Dwelling, Loch Dubh a’ Gharraidh Fail, Balephetrish. General view looking West
At Ceann a’ Mhara, which occupies a commanding position over-looking Loch a’ Phuill and Balephuil beach, Ian Marshall, Fred Hay and Ollie Rusk recorded two possible medieval houses. One of these was listed as an ancient dwelling on Canmore and having seen the drawing, Dr Caldwell has confirmed he is happy to assign a medieval date. If this is the case, it will be one of the first identified medieval dwellings on Tiree.
Fred Hay, Ian Marshall (ACFA) and Ollie Rusk (Glasgow University), with Flora who was born in Balephuil, on the slopes of Ceann a’ Mhara, Tiree.

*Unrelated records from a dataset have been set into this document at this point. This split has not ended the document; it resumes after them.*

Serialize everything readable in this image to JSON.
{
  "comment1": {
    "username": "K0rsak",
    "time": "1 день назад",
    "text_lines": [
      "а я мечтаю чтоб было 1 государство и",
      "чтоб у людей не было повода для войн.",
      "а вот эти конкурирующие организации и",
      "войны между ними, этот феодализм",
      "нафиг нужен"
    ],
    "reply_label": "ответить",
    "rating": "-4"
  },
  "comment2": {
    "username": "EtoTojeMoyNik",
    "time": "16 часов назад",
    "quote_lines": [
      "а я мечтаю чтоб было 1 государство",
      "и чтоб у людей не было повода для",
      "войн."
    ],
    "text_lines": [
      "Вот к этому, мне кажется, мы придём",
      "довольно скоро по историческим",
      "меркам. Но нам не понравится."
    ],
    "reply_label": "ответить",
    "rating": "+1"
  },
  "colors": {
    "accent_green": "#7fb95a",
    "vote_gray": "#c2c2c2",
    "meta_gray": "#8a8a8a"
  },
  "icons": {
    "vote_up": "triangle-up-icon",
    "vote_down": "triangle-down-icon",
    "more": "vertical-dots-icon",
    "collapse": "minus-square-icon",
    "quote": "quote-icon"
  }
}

The survey at Kilkenneth, on the face of it, was less ground-breaking – a cluster of farmsteads and buildings, several of which are recorded as roofed in first edition OS maps. However, this exercise will contribute greatly to our understanding of island house styles over time – and the effects of sand and erosion on such features. Janet MacDonald’s team also threw up an interesting conundrum – the Tiree triangular enclosure. Triangular – rather than rectangular enclosures – seem to be a feature on the island. A longhouse drawn by Ian Marshall at Hough and certainly earlier than 1768 because it does not appear on estate maps, has a similar triangular enclosure. If any members have come across this elsewhere in the Hebrides, it would be useful to hear from them. Until then, a romantic might suggest that this is a cultural tic – an echo of sacred, Norse triangular enclosures. Hmm.
Now, where did we put that triangle? Frances Hood, Helen Maxwell and Janet MacDonald, Kilkenneth, Tiree.
Other notable finds were the identification by Frances Hood of a beautiful ‘knocking’ or grinding stone carved out of Tiree marble which she remembered from past visits to the island on holiday. The object has lain partially buried at the front of a house in Caolas.
Below left: Knocking stone Right: View of stone circle looking south.